Work as a lab assistant for the assembly programming course is fine. This is my third section in two terms. While I don't write much assembly as a lab assistant, I do get more exposure to how others think and write it, which is beneficial to me. It has also led me to consider taking ECE 359, "C and Data Structures" in the spring, which uses C as a medium for teaching concepts about the stack, recursive functions, efficiency, and backwards engineering code.
Regardless of how things seem to be going presently, I look forward to the conclusion of the remaining half of the term.
Today is the start of the spring 2015 term at both Ivy Tech and IUPUI. I will have classes at both institutions.
This term I will be a lab assistant for ECE 362, our required microcontroller and assembly programming course.
This is going to be an interesting term!
The final project in the fall 2014 ECE362 "Microprocessor Systems and Interfaces" course at Indiana University-Purdue University Indianapolis had a couple of choices. My partner, Nathan Wheeler, and I got the "home automation" project. The project was written all in assembly, in the CodeWarrior IDE, for the Motorola HC12. We wound up writing 16K of code, but we met all the requirements and surpassed them.
- Keypad for much user input, each key with a different sound
- LCD display of menu options and various messages
- Switches to control LEDs and climate control
- Potentiometer to select menu options within a room
- Push button for doorbell routine with tune
- IRQ routine to simulate tripping of alarm with sound and LED pattern
- Password options
- Stepper motor turns clockwise for AC, opposite for heat, and slows down as it approaches desired temp
- DC motor is system fan, gradually speeds up and slows down when changing between speeds
It was a hard slog but we enjoyed doing it!
The fall 2014 semester is over. I had three finals: two on Thursday, one on Friday. I had been regularly checking for official grades, but for days only my t'ai ch'i course grade was up. Here's how things shook out:
- HPER 148: T'ai Ch'i Ch'uan, 1 cr. A+
- ECE 200: Engineering Coop, 1 cr., S
- ECE 301: Signals & Systems, 3 cr., A
- ECE 362: Microprocessor Systems & Interfaces, 4 cr., A+
- ECE 311: Electric & Magnetic Fields, 3 cr., A
The three three-hundred-level courses were tough. The E&M course is widely considered the second-hardest class for electrical engineering; I invested plenty of hours in the course each week to be able to walk into the final with 95%. For the microcontrollers course, we learned to write assembly code for the Motorola HC12. That course's final project consumed the Thanksgiving break of my partner, Nathan Wheeler, and I. Eventually I will provide a short video of our "home automation system."

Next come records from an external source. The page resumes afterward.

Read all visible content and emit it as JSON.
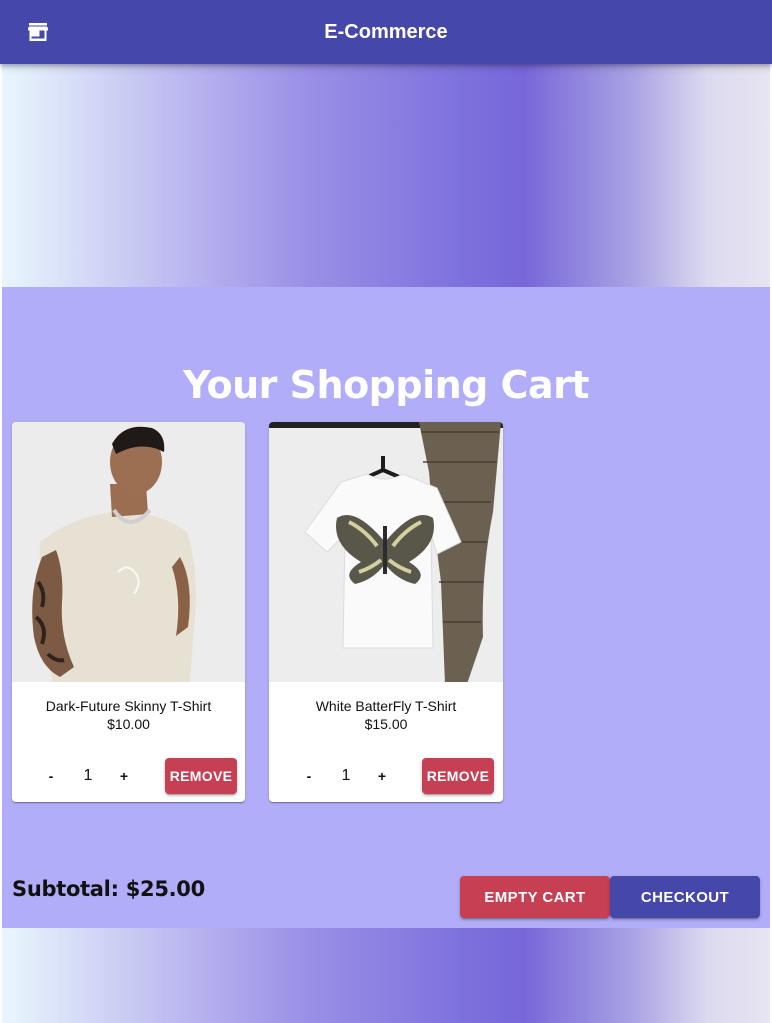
{
  "appbar": {
    "title": "E-Commerce",
    "store_icon": "storefront-icon"
  },
  "cart": {
    "heading": "Your Shopping Cart",
    "items": [
      {
        "name": "Dark-Future Skinny T-Shirt",
        "price": "$10.00",
        "quantity": "1",
        "decrement_label": "-",
        "increment_label": "+",
        "remove_label": "REMOVE",
        "image": "man-wearing-beige-t-shirt"
      },
      {
        "name": "White BatterFly T-Shirt",
        "price": "$15.00",
        "quantity": "1",
        "decrement_label": "-",
        "increment_label": "+",
        "remove_label": "REMOVE",
        "image": "white-butterfly-t-shirt-on-hanger"
      }
    ],
    "subtotal": "Subtotal: $25.00",
    "empty_label": "EMPTY CART",
    "checkout_label": "CHECKOUT"
  },
  "colors": {
    "primary": "#4547a9",
    "danger": "#c63f52",
    "cart_background": "#b1adf8"
  }
}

Not five minutes after writing this, buddy Nathan wrote that grades were up, so I updated everything. Despite concluding a 3.5-year divorce, without children, and taking three demanding courses, I think I did OK.

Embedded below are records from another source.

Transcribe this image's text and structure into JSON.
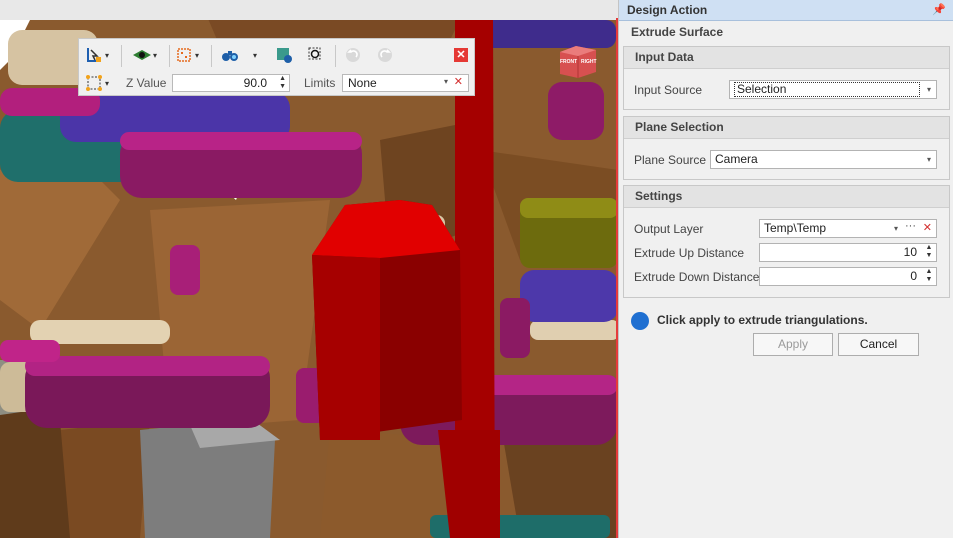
{
  "toolbar": {
    "z_value_label": "Z Value",
    "z_value": "90.0",
    "limits_label": "Limits",
    "limits_value": "None",
    "icons": [
      "select-tool-icon",
      "view-eye-icon",
      "snap-grid-icon",
      "binoculars-icon",
      "layer-filter-icon",
      "selection-box-icon",
      "undo-icon",
      "redo-icon",
      "close-icon",
      "point-snap-icon"
    ]
  },
  "viewcube": {
    "front": "FRONT",
    "right": "RIGHT"
  },
  "panel": {
    "title": "Design Action",
    "subtitle": "Extrude Surface",
    "input_data": {
      "header": "Input Data",
      "input_source_label": "Input Source",
      "input_source_value": "Selection"
    },
    "plane_selection": {
      "header": "Plane Selection",
      "plane_source_label": "Plane Source",
      "plane_source_value": "Camera"
    },
    "settings": {
      "header": "Settings",
      "output_layer_label": "Output Layer",
      "output_layer_value": "Temp\\Temp",
      "extrude_up_label": "Extrude Up Distance",
      "extrude_up_value": "10",
      "extrude_down_label": "Extrude Down Distance",
      "extrude_down_value": "0"
    },
    "info_message": "Click apply to extrude triangulations.",
    "apply_label": "Apply",
    "cancel_label": "Cancel"
  },
  "colors": {
    "accent_blue": "#1f6fd1",
    "header_blue": "#cfe0f3",
    "extrusion_red": "#e00000",
    "close_red": "#e53935"
  }
}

The other day I found that a fellow ECE 362 student lived in Tokushima, Japan, in 1990. His father was there on sabbatical at Tokushima University's medical school. Since my classmate was only 11, his memory is not the freshest but there were places we both knew: I lived there from October 1999 to March 2006. It was my favorite place to live and work in Japan.

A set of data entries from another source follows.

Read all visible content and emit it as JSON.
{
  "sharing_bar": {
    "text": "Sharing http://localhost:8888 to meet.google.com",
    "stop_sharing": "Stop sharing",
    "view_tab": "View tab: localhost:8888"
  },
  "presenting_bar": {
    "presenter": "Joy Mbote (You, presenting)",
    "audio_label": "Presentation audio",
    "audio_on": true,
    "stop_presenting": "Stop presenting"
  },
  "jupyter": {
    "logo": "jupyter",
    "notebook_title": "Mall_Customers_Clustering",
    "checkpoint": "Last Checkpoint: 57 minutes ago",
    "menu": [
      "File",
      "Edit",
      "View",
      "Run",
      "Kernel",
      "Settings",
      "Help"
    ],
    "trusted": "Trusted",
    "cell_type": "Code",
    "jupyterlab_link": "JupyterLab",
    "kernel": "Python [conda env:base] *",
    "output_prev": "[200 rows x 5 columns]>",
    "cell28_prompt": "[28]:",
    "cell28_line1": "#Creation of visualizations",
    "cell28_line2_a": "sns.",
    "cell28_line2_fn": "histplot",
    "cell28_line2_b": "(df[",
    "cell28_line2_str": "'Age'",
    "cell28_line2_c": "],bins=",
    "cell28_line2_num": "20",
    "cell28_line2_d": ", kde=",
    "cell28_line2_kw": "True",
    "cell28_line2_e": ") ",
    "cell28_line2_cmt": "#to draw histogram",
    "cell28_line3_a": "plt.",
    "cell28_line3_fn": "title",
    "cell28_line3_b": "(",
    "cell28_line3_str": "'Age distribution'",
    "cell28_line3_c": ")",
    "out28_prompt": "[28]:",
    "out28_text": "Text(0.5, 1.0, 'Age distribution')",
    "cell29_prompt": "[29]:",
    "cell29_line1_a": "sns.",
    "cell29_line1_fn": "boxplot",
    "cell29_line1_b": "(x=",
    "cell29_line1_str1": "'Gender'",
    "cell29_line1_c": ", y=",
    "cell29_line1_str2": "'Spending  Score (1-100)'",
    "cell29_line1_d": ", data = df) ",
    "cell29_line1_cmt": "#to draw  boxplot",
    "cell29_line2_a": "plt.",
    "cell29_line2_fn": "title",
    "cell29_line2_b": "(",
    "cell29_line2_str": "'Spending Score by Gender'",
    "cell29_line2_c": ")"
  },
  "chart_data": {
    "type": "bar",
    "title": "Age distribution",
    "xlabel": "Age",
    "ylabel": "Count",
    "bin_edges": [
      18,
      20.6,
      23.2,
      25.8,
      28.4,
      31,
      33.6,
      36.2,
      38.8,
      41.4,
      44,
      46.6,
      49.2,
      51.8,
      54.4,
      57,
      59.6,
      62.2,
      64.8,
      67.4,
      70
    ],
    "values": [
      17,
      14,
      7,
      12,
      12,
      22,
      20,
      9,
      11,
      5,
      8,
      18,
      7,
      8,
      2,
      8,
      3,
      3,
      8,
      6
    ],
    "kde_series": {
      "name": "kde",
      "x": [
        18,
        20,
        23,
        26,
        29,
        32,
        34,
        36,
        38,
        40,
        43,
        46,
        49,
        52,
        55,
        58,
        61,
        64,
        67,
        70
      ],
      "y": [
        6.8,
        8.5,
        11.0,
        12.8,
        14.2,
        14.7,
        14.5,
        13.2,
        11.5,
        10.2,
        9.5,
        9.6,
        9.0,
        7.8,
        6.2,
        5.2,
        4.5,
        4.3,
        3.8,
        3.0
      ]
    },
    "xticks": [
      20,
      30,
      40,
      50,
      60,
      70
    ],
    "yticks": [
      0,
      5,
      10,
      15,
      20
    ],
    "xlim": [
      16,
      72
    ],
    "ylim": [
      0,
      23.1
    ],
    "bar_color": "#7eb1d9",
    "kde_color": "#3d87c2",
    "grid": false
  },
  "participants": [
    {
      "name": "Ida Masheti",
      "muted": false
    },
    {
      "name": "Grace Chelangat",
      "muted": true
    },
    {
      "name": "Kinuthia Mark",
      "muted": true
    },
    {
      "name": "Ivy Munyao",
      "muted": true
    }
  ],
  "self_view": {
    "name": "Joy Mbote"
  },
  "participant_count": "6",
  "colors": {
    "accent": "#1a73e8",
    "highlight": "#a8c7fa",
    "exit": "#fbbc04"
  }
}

Yesterday, after much gnashing of teeth, I finally figured out how to make our evaluation board's DC motor speed up and down gradually when changing between high and low speeds. The number of hours I put into that is embarrassing, but it is now accomplished.
That follows on the heels of a solid eight hours sunk into getting the board's stepper motor to turn clockwise or counterclockwise (or not at all) in gradually changing speeds depending on switch configuration and the direction of temperatures (current and desired) in a given room; for example, if a room's desired temperature is below the current one but the switches for heating are thrown, the motor should be in neutral, not spinning to alter the temperature in the wrong direction.